Thousands march on Thai prime minister's office

  • World
  • Tuesday, 14 Mar 2006

By Ed Cropley

BANGKOK (Reuters) - An estimated 100,000 people massed outside the office of Thai Prime Minister Thaksin Shinawatra on Tuesday, their leaders vowing the protest would go on until he quit. 

They sat on the main road running alongside the large Government House compound under the watchful eyes of riot police, but there were no immediate signs of potential violence after a march from an overnight rally. 

Thai demonstrators hold banners and shout anti-government slogans during a protest rally while marching past the Democracy Monument to the Government House in Bangkok March 14, 2006. (REUTERS/Stringer)

However, Thaksin, accused of corruption and abuse of power by an extra-parliamentary coalition trying to oust him, said he would declare a state of emergency if things got out of hand, a move which could put troops on the streets. 

Fears of violence in a country with a long and relatively recent history of coups have been rife since the anti-Thaksin campaign caught fire in late January following the tax-free $1.9 billion sale by relatives of the business empire he founded. 

But Chidchai Vanasatidya, the deputy prime minister in charge of national security, said although an emergency could be declared, there were no plans in place to do so. 

Military chiefs have been going out of their way over the past few weeks to stress that they have no intention of intervening and that the era of coups is over. 

The overnight rally was the latest in a series and the plan to march to Government House prompted an indirect appeal from revered King Bhumibol Adulyadej not to allow the protest to descend into violence, as others in the past have. 

Chamlong Srimuang, the ascetic general who led a 1992 "people power" uprising against a military government in which about 50 people were killed, said there would be no trouble this time. 

"We will march peacefully," he told the rally, to chants of 'Thaksin, get out'. "You can be assured that nothing will happen. Do not be afraid." 


The crowd appeared to be well disciplined. 

When some people tried to tear down a long banner pinned to the wall of Government House bearing messages of support for Thaksin, marshals in the crowd moved swiftly to stop them. 

Chamlong's blue-clad "Dharma Army", or the Army of Buddha's Teachings -- barefoot and carrying the red, white and blue Thai flag -- led the way from the overnight rally to Government House about 5 km (3 miles) away. 

Protest leaders had hoped the crowd outside the heart of government would prevent the weekly cabinet meeting.

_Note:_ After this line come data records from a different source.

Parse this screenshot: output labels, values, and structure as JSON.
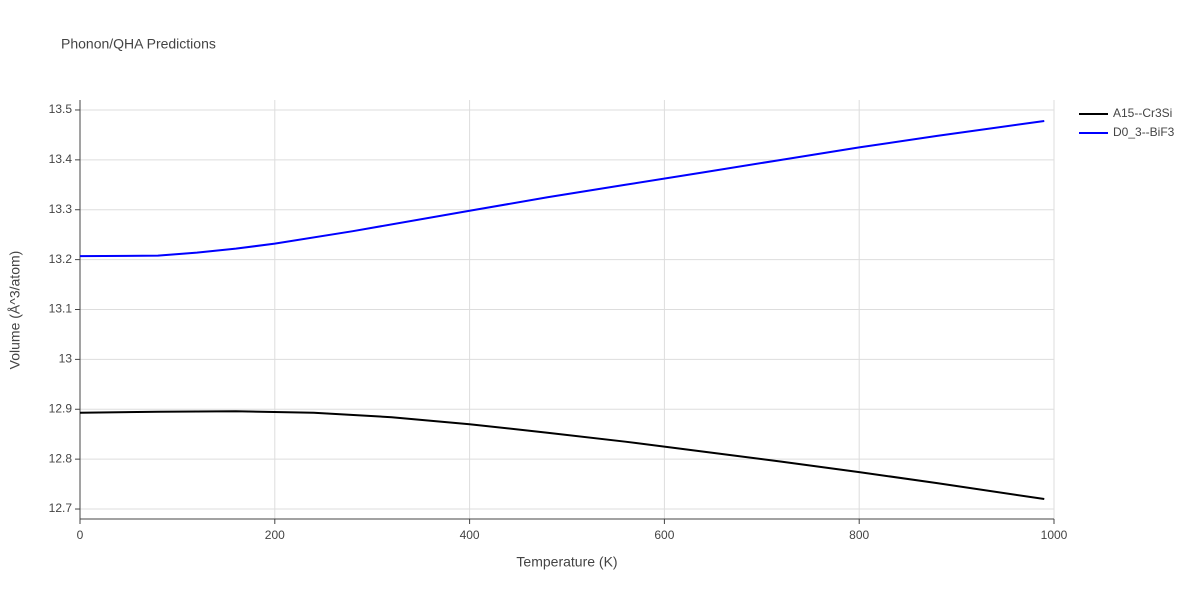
{
  "chart_data": {
    "type": "line",
    "title": "Phonon/QHA Predictions",
    "x_label": "Temperature (K)",
    "y_label": "Volume (Å^3/atom)",
    "xlim": [
      0,
      1000
    ],
    "xticks": [
      0,
      200,
      400,
      600,
      800,
      1000
    ],
    "ylim": [
      12.68,
      13.52
    ],
    "yticks": [
      12.7,
      12.8,
      12.9,
      13,
      13.1,
      13.2,
      13.3,
      13.4,
      13.5
    ],
    "grid": true,
    "legend": "right",
    "series": [
      {
        "name": "A15--Cr3Si",
        "color": "#000000",
        "x": [
          0,
          80,
          160,
          240,
          320,
          400,
          480,
          560,
          640,
          720,
          800,
          880,
          990
        ],
        "values": [
          12.893,
          12.895,
          12.896,
          12.893,
          12.884,
          12.87,
          12.853,
          12.835,
          12.815,
          12.795,
          12.774,
          12.752,
          12.72
        ]
      },
      {
        "name": "D0_3--BiF3",
        "color": "#0000ff",
        "x": [
          0,
          80,
          120,
          160,
          200,
          280,
          400,
          480,
          560,
          640,
          720,
          800,
          880,
          990
        ],
        "values": [
          13.207,
          13.208,
          13.214,
          13.222,
          13.232,
          13.257,
          13.298,
          13.325,
          13.35,
          13.375,
          13.4,
          13.425,
          13.448,
          13.478
        ]
      }
    ]
  }
}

But it went ahead with Thaksin chairing it by video-link. 

He was campaigning in the northeast for a snap election he called for April 2 in hopes of defusing the campaign to topple him, saying he would not be forced out by "mob rule" and accusing opposition parties of betraying democracy by boycotting it. 

Like earlier rallies, Tuesday's protest appeared good natured. 

But 6,000 Thaksin supporters headed from northern Thailand to Bangkok in tractors and trucks, fanning fears that yet again a Thai political confrontation could turn into street violence. 

Such fears clearly penetrated the royal palace and led to the screening on all six Thai television channels on Sunday of footage of the King, a constitutional monarch, talking in 1992 to the then prime minister and Chamlong as they knelt before him. 

Suchinda Kraprayoon, then head of a military-led government, quit after the audience and peace returned to Bangkok's streets.